“My boyfriend hasn’t proposed yet. Should I break up with him?”: On devotion, garden gnomes & eating menus
An excellent letter here that brings up issues about commitment, devotion, masculine and feminine essence, the map and the territory:
Three years after my divorce from a marriage of 22 years, I met this wonderful guy. We are both in our 50s. When we met 1.5 years ago, I made it clear that I was looking for a partner with whom to spend the rest of my life. He said he was on the same mission. We’ve been inseparable since then. Last year, I was diagnosed for breast cancer and he was there for me the whole time. He is a very devoted, compassionate person. He expressed his love for me over and over and said he would marry me. But until now he hasn’t proposed to me yet.
Because of his professed love and intentions, I was expecting a proposal, but since it wasn’t coming, I was getting frustrated. I threatened to break up with him a few times, but he would always spring back to me saying his life is meaningless without me. Then why he wouldn’t propose? I told him I don’t want to force him do things if that’s not his desire. I asked him please let me go if the marriage is not his plan because I don’t want to continue the relationship as boyfriend and girlfriend. He said, “You don’t make me feel special to like you used to,” and “Marriage is from both parties. What is your contribution to that?”
I finally gave him an ultimatum few weeks ago, because I was really tired of the situation. He is very quiet now. My questions are: What’s going on in a man’s mind when he said I am the love of his life and he would marry me, but not acting on his word? Did I made a good decision giving him the ultimatum? Or did I chase a good man away by acting on my emotions focusing on marriage? — Maria from Canada
A long time ago, on a tiny blue planet in the Milky Way galaxy, I picked up this book called Tao Te Ching. And Chapter 36 of this book got me to thinking, “Y’know, this sounds relevant to a lot of life. Especially relationships.” Which may be why this chapter I have quoted more than any other. It goes like this:
If you want to shrink something, you must first allow it to expand.

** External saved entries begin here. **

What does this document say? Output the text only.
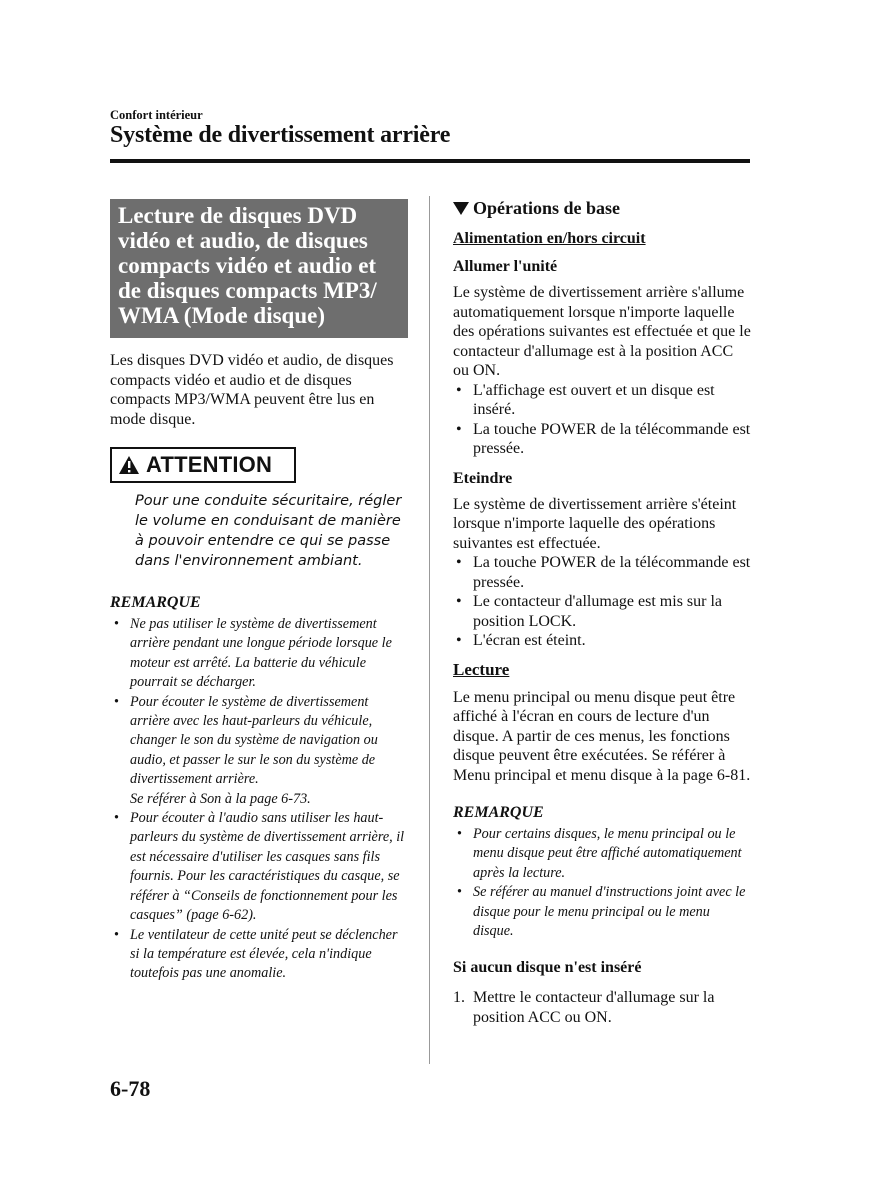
Confort intérieur
Système de divertissement arrière
Lecture de disques DVD vidéo et audio, de disques compacts vidéo et audio et de disques compacts MP3/ WMA (Mode disque)

Les disques DVD vidéo et audio, de disques compacts vidéo et audio et de disques compacts MP3/WMA peuvent être lus en mode disque.

ATTENTION
Pour une conduite sécuritaire, régler le volume en conduisant de manière à pouvoir entendre ce qui se passe dans l'environnement ambiant.
REMARQUE
• Ne pas utiliser le système de divertissement arrière pendant une longue période lorsque le moteur est arrêté. La batterie du véhicule pourrait se décharger.
• Pour écouter le système de divertissement arrière avec les haut-parleurs du véhicule, changer le son du système de navigation ou audio, et passer le sur le son du système de divertissement arrière.
Se référer à Son à la page 6-73.
• Pour écouter à l'audio sans utiliser les haut-parleurs du système de divertissement arrière, il est nécessaire d'utiliser les casques sans fils fournis. Pour les caractéristiques du casque, se référer à “Conseils de fonctionnement pour les casques” (page 6-62).
• Le ventilateur de cette unité peut se déclencher si la température est élevée, cela n'indique toutefois pas une anomalie.
Opérations de base
Alimentation en/hors circuit
Allumer l'unité

Le système de divertissement arrière s'allume automatiquement lorsque n'importe laquelle des opérations suivantes est effectuée et que le contacteur d'allumage est à la position ACC ou ON.

• L'affichage est ouvert et un disque est inséré.
• La touche POWER de la télécommande est pressée.
Eteindre

Le système de divertissement arrière s'éteint lorsque n'importe laquelle des opérations suivantes est effectuée.

• La touche POWER de la télécommande est pressée.
• Le contacteur d'allumage est mis sur la position LOCK.
• L'écran est éteint.
Lecture

Le menu principal ou menu disque peut être affiché à l'écran en cours de lecture d'un disque. A partir de ces menus, les fonctions disque peuvent être exécutées. Se référer à Menu principal et menu disque à la page 6-81.

REMARQUE
• Pour certains disques, le menu principal ou le menu disque peut être affiché automatiquement après la lecture.
• Se référer au manuel d'instructions joint avec le disque pour le menu principal ou le menu disque.
Si aucun disque n'est inséré
1. Mettre le contacteur d'allumage sur la position ACC ou ON.
6-78
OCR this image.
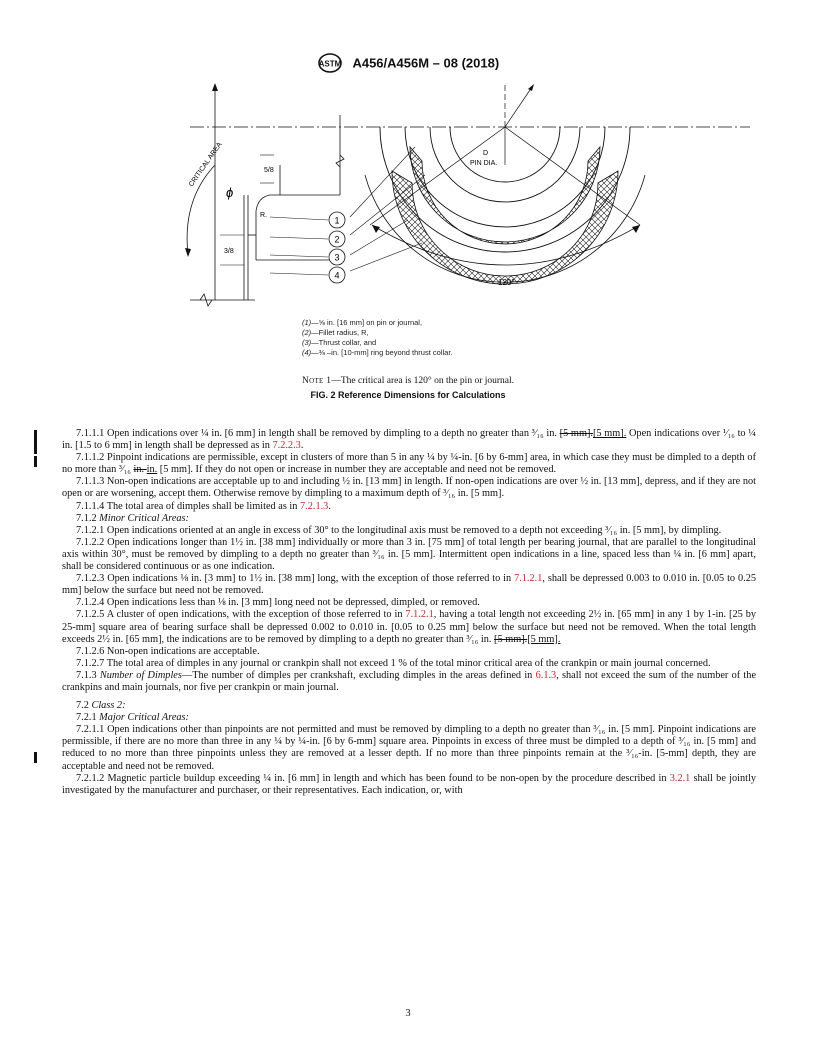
ASTM A456/A456M – 08 (2018)
1
2
3
4
CRITICAL AREA
ϕ
5/8
3/8
R.
D
PIN DIA.
120°
(1)—⅝ in. [16 mm] on pin or journal,
(2)—Fillet radius, R,
(3)—Thrust collar, and
(4)—⅜ –in. [10-mm] ring beyond thrust collar.
Note 1—The critical area is 120° on the pin or journal.
FIG. 2 Reference Dimensions for Calculations

7.1.1.1 Open indications over ¼ in. [6 mm] in length shall be removed by dimpling to a depth no greater than ³⁄₁₆ in. [5 mm].[5 mm]. Open indications over ¹⁄₁₆ to ¼ in. [1.5 to 6 mm] in length shall be depressed as in 7.2.2.3.

7.1.1.2 Pinpoint indications are permissible, except in clusters of more than 5 in any ¼ by ¼-in. [6 by 6-mm] area, in which case they must be dimpled to a depth of no more than ³⁄₁₆ in. in. [5 mm]. If they do not open or increase in number they are acceptable and need not be removed.

7.1.1.3 Non-open indications are acceptable up to and including ½ in. [13 mm] in length. If non-open indications are over ½ in. [13 mm], depress, and if they are not open or are worsening, accept them. Otherwise remove by dimpling to a maximum depth of ³⁄₁₆ in. [5 mm].

7.1.1.4 The total area of dimples shall be limited as in 7.2.1.3.

7.1.2 Minor Critical Areas:

7.1.2.1 Open indications oriented at an angle in excess of 30° to the longitudinal axis must be removed to a depth not exceeding ³⁄₁₆ in. [5 mm], by dimpling.

7.1.2.2 Open indications longer than 1½ in. [38 mm] individually or more than 3 in. [75 mm] of total length per bearing journal, that are parallel to the longitudinal axis within 30°, must be removed by dimpling to a depth no greater than ³⁄₁₆ in. [5 mm]. Intermittent open indications in a line, spaced less than ¼ in. [6 mm] apart, shall be considered continuous or as one indication.

7.1.2.3 Open indications ⅛ in. [3 mm] to 1½ in. [38 mm] long, with the exception of those referred to in 7.1.2.1, shall be depressed 0.003 to 0.010 in. [0.05 to 0.25 mm] below the surface but need not be removed.

7.1.2.4 Open indications less than ⅛ in. [3 mm] long need not be depressed, dimpled, or removed.

7.1.2.5 A cluster of open indications, with the exception of those referred to in 7.1.2.1, having a total length not exceeding 2½ in. [65 mm] in any 1 by 1-in. [25 by 25-mm] square area of bearing surface shall be depressed 0.002 to 0.010 in. [0.05 to 0.25 mm] below the surface but need not be removed. When the total length exceeds 2½ in. [65 mm], the indications are to be removed by dimpling to a depth no greater than ³⁄₁₆ in. [5 mm].[5 mm].

7.1.2.6 Non-open indications are acceptable.

7.1.2.7 The total area of dimples in any journal or crankpin shall not exceed 1 % of the total minor critical area of the crankpin or main journal concerned.

7.1.3 Number of Dimples—The number of dimples per crankshaft, excluding dimples in the areas defined in 6.1.3, shall not exceed the sum of the number of the crankpins and main journals, nor five per crankpin or main journal.

7.2 Class 2:

7.2.1 Major Critical Areas:

7.2.1.1 Open indications other than pinpoints are not permitted and must be removed by dimpling to a depth no greater than ³⁄₁₆ in. [5 mm]. Pinpoint indications are permissible, if there are no more than three in any ¼ by ¼-in. [6 by 6-mm] square area. Pinpoints in excess of three must be dimpled to a depth of ³⁄₁₆ in. [5 mm] and reduced to no more than three pinpoints unless they are removed at a lesser depth. If no more than three pinpoints remain at the ³⁄₁₆-in. [5-mm] depth, they are acceptable and need not be removed.

7.2.1.2 Magnetic particle buildup exceeding ¼ in. [6 mm] in length and which has been found to be non-open by the procedure described in 3.2.1 shall be jointly investigated by the manufacturer and purchaser, or their representatives. Each indication, or, with

3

If you want to get rid of something, you must first allow it to flourish.
If you want to take something, you must first allow it to be given.

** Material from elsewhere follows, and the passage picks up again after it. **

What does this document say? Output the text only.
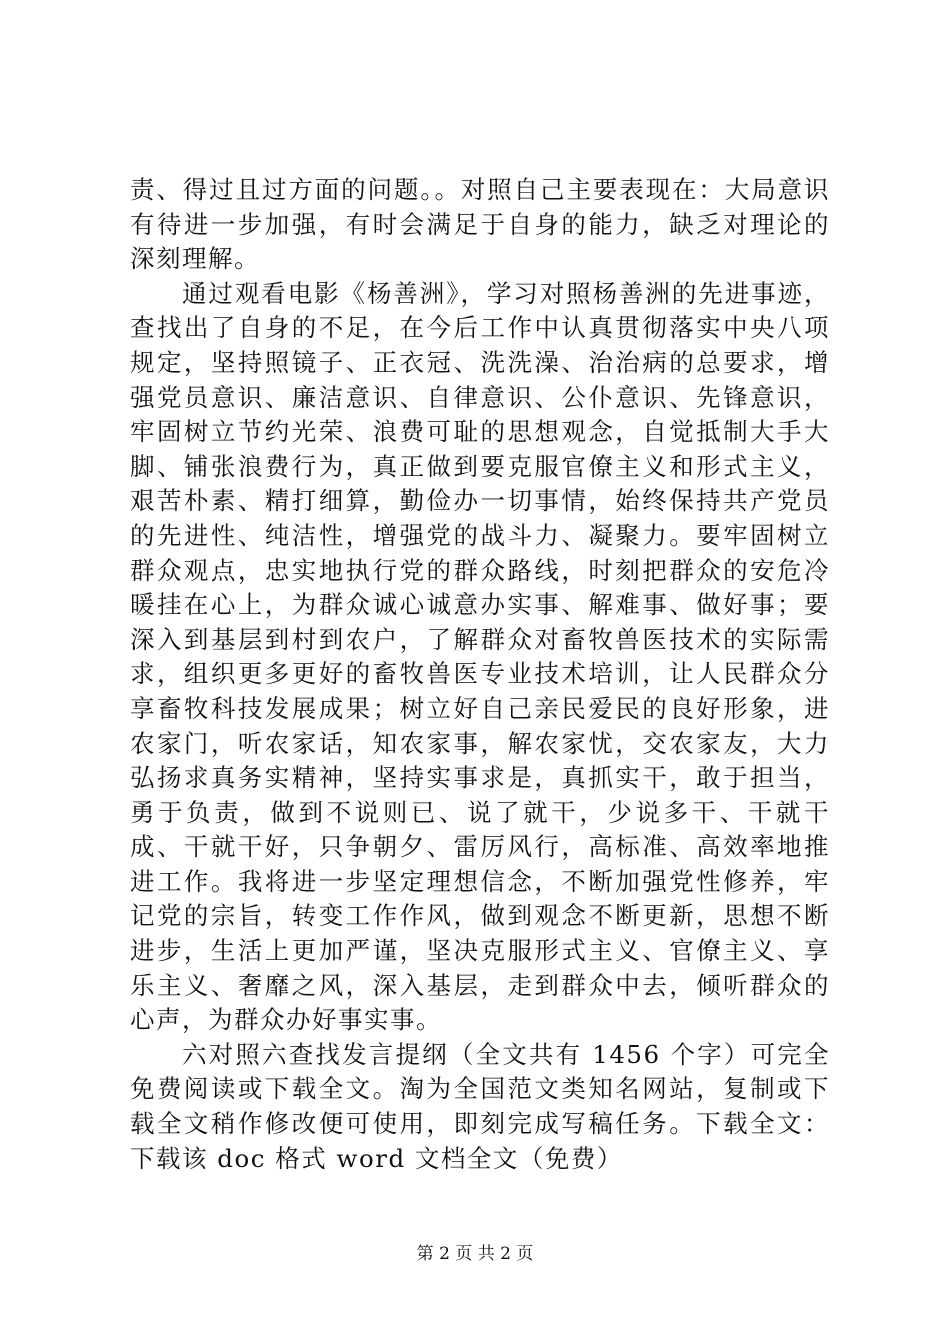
责、得过且过方面的问题。。对照自己主要表现在：大局意识有待进一步加强，有时会满足于自身的能力，缺乏对理论的深刻理解。

通过观看电影《杨善洲》，学习对照杨善洲的先进事迹，查找出了自身的不足，在今后工作中认真贯彻落实中央八项规定，坚持照镜子、正衣冠、洗洗澡、治治病的总要求，增强党员意识、廉洁意识、自律意识、公仆意识、先锋意识，牢固树立节约光荣、浪费可耻的思想观念，自觉抵制大手大脚、铺张浪费行为，真正做到要克服官僚主义和形式主义，艰苦朴素、精打细算，勤俭办一切事情，始终保持共产党员的先进性、纯洁性，增强党的战斗力、凝聚力。要牢固树立群众观点，忠实地执行党的群众路线，时刻把群众的安危冷暖挂在心上，为群众诚心诚意办实事、解难事、做好事；要深入到基层到村到农户，了解群众对畜牧兽医技术的实际需求，组织更多更好的畜牧兽医专业技术培训，让人民群众分享畜牧科技发展成果；树立好自己亲民爱民的良好形象，进农家门，听农家话，知农家事，解农家忧，交农家友，大力弘扬求真务实精神，坚持实事求是，真抓实干，敢于担当，勇于负责，做到不说则已、说了就干，少说多干、干就干成、干就干好，只争朝夕、雷厉风行，高标准、高效率地推进工作。我将进一步坚定理想信念，不断加强党性修养，牢记党的宗旨，转变工作作风，做到观念不断更新，思想不断进步，生活上更加严谨，坚决克服形式主义、官僚主义、享乐主义、奢靡之风，深入基层，走到群众中去，倾听群众的心声，为群众办好事实事。

六对照六查找发言提纲（全文共有 1456 个字）可完全免费阅读或下载全文。淘为全国范文类知名网站，复制或下载全文稍作修改便可使用，即刻完成写稿任务。下载全文：下载该 doc 格式 word 文档全文（免费）

第 2 页 共 2 页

This is called the subtle perception of the way things are.
The soft overcomes the hard. The slow overcomes the fast.
Of course, the first time I read this, it blew my head to smithereens. What the hell does it mean that before you can shrink something, you must allow it to expand? The slow overcomes the fast, the soft overcomes the hard? It’s all paradox! THIS MAKES NO SENSE!!
Ahh, but it does. Let’s think about this line:
“If you want to take something, you must first allow it to be given.”
Let’s say I’m interested in a woman, so I want her phone number. I could just go up to her and say, “Hey, what’s your phone number?” Points for boldness, yes, but with significant room for improvement. Instead, what if I spoke to her for a few minutes, inquired about her thoughts, passions, and values, found her charming and delightful, and then suggested an event — a talk, a concert, a reading — that nicely meshed with her worldview? Then she just might say, “Omigod, that sounds great! I’d love to do that. Here’s my number.” Instead of taking something, I have created the circumstances that make giving that thing to me the most natural thing in the world.
While we’re on stereotypes, let’s say a woman wants commitment from a guy. She can say, “Hey, where’s my ring?” Or she can create the circumstances such that the man feels supported, strong, 50 feet tall and capable of moving mountains. He’s sitting there, shaking his head, telling his friends, “Man, I can’t believe how good she is to me. What have I done to deserve this? I ain’t never letting this one go.” And that’s when a man’s thinking goes from “I’ve got a good thing going, so heck, I’ll stick around a little longer” to “I need to lock this down now because I’m never gonna find this anywhere else.”
That, my lovelies, is feminine Goddess Power — the power to make the people around you feel like a trillion bucks. It is the power of devotion. It is real power, because it is always at your disposal and can never be taken away from you.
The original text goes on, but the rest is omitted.